Blum moved to the nearby Westboro area in 1995, coming from his native France via studies in New York. Blum and his wife Dina are members of the Chabad movement, a branch of Orthodox Judaism that puts an emphasis on outreach, education and “connecting people to their Jewish heritage,” says Blum.

“Every synagogue faces the challenge of unaffiliation, and young families in particular are not connecting to the older synagogues,” says Blum. “We wanted to reach out to young families and create a hub of activity, and Barrhaven was the right place.”

Much like the first Jews in Ottawa 150 years ago, the Blums moved to Barrhaven in 1996 and began holding prayer meetings and Hebrew school classes in their basement. The community grew from handful of families into the hundreds, prompting a move to a bigger house and then to a storefront in a strip mall on Cedarview Road, then a second storefront. In 2003, the Ottawa Torah Centre bought 1.4 acres of land in a new subdivision being developed around the corner on Kennevale Drive and hired architecture firm Barry Hobin and Associates to draw up plans for a permanent home on the site.

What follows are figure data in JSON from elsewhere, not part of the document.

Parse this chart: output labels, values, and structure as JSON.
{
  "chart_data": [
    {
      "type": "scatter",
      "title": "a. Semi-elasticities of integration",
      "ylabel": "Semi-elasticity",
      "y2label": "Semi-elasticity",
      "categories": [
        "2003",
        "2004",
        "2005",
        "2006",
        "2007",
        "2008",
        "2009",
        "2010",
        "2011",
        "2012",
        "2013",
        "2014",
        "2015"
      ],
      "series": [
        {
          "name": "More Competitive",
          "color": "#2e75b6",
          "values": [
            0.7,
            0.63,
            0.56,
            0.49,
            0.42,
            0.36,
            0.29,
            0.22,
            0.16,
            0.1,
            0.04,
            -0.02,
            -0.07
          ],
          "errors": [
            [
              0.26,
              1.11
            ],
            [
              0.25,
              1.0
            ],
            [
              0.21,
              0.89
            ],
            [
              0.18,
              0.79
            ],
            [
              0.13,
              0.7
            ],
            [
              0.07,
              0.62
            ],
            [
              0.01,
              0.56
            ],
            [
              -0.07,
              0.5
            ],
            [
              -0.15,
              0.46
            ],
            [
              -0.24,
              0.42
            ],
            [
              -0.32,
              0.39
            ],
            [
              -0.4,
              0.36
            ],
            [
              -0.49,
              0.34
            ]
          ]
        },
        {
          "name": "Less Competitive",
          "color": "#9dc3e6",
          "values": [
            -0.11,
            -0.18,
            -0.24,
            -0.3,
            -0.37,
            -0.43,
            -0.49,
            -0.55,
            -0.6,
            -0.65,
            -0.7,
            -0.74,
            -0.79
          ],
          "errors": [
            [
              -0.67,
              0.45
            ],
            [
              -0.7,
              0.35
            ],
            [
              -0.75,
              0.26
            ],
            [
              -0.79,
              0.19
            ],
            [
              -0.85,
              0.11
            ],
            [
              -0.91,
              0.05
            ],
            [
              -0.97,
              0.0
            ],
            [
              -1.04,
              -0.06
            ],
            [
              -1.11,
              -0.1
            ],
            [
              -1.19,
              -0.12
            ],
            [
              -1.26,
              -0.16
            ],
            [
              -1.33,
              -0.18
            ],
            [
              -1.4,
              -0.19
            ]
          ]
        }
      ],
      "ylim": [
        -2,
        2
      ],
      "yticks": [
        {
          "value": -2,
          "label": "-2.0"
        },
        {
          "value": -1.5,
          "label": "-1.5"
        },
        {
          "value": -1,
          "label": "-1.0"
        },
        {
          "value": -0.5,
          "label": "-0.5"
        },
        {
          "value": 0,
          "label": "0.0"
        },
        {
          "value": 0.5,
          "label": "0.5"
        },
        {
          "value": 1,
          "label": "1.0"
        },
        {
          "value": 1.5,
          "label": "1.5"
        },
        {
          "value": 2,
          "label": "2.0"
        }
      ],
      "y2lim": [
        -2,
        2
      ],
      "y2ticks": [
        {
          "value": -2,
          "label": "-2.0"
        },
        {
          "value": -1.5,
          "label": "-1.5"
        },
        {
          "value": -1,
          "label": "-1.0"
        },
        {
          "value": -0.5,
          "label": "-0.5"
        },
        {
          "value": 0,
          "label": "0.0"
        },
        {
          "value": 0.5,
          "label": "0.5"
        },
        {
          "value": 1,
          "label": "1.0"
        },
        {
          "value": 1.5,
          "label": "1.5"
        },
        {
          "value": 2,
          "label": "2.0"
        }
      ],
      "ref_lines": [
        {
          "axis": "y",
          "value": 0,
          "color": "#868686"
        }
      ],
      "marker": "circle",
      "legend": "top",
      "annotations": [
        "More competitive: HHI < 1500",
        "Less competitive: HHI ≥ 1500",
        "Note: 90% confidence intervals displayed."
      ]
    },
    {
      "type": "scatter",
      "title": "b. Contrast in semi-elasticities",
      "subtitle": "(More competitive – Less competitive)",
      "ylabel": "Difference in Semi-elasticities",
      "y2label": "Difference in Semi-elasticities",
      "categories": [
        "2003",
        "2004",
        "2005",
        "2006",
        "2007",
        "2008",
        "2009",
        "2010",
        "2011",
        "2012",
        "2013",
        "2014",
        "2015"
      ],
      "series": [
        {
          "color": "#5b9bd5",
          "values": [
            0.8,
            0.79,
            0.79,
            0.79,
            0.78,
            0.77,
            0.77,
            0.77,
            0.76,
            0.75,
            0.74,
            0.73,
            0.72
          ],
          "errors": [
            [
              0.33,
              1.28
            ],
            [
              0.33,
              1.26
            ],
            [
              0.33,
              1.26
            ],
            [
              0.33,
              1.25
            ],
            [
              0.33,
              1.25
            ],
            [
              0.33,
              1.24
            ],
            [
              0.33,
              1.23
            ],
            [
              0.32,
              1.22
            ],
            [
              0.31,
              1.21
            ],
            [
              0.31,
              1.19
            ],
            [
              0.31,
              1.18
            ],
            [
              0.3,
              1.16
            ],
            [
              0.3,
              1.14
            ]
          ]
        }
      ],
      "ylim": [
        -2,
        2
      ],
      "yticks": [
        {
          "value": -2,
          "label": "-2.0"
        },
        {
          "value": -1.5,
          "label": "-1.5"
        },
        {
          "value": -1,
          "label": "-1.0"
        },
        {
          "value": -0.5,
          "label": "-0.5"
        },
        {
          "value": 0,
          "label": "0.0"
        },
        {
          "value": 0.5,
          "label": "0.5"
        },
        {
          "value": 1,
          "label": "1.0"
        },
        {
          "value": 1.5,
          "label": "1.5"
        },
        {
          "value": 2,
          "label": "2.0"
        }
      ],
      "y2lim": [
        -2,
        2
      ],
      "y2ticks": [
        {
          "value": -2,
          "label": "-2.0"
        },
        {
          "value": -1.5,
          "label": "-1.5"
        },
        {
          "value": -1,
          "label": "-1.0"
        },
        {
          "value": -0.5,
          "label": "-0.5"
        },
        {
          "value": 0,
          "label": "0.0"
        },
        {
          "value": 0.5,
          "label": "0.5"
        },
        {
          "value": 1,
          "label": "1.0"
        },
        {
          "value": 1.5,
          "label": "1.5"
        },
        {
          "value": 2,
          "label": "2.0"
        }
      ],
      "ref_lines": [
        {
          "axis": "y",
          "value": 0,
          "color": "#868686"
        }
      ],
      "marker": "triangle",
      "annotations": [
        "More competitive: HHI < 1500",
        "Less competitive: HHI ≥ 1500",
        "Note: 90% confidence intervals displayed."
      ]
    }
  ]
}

While Blum and the congregation leadership worked on raising $4 million for construction, they installed water and sewer services and paved the parking lot. In 2008, the centre moved into trailers on the property. This year, with $3 million of the building fund raised, it was time to get started on the new building. The OTC will be a “one-stop space for holiday events and worship” for the Jewish community, says Blum.

“I like to say that we are not just a synagogue with a building attached, we are a Jewish education centre with a synagogue in it,” says Blum. “Many of our participants don’t identify themselves as Orthodox but they come for the welcoming atmosphere. We believe in taking the Jewish journey at your own pace.”

Blum’s outreach goes beyond the Jewish community to the wider community. He leads workshops on interfaith dialogue with a Muslim colleague and regularly teaches schoolchildren in the public school boards about Jewish high holidays. Blum is regularly on Facebook and Twitter, where he encourages people to connect via his own hashtag, #AskRabbiBlum.

The Barrhaven centre has been designed to accommodate the variety of activities the congregation undertakes, with offices, classrooms, a library and a kitchen. Instead of a sanctuary with fixed pews, the building will have a main space with folding banquet chairs and removable walls, making it easy to accommodate small meetings, bigger services and even bigger gatherings on high holidays.

As some of Ottawa’s Jewish congregations age and decline, others are growing. The Beth Shalom synagogue on Chapel Street was recently sold because the congregation could no longer afford the upkeep. The congregation of Temple Israel, a Modern Reform synagogue, has outgrown its building on Prince of Wales Drive and has been searching for a new home inside the Greenbelt for several years. The Ottawa Torah Centre’s move is a milestone for the wider Ottawa Jewish community, says Rabbi Steven Garten of Temple Israel.

“It’s an outstanding achievement,” says Garten. “Ottawa Torah Centre have been working diligently for years to do this. This is the first new synagogue-oriented building in Ottawa since the 1970s, so it’s pretty significant.”

Blum hopes to be in the new building by the summer of 2014. He’s looking forward to it, and not just because it means Hebrew school classes shouldn’t need to spill over to his own home, which backs onto the building site.

“It’s an exciting time,” says Blum. “We hope the centre will ensure the continuity and future of the Jewish community.”

3 Comments

  • cousins down under

    Mazel Tov and lots of hatzlocho!
    May you go from strength to strength

  • Yasher Koach Ottawa

    Ottawa had a fantastic warm chassidish past with Rabbi Berger, then Rabbi Botnick and now this. I love Ottawa, capital of Canada, in proximity to the seat of Parliament. I can’t wait to visit the new chabad centre. Is Yiddish Momma Pizza still around in the suburbs?

  • Secret admirer

    The blums are the most selfless devoted people. Ottawa ain’t a exciting city and they have turned the place around. Research shows that the last Jewish edifice was built over 40 yeArs ago!! Go blums go!!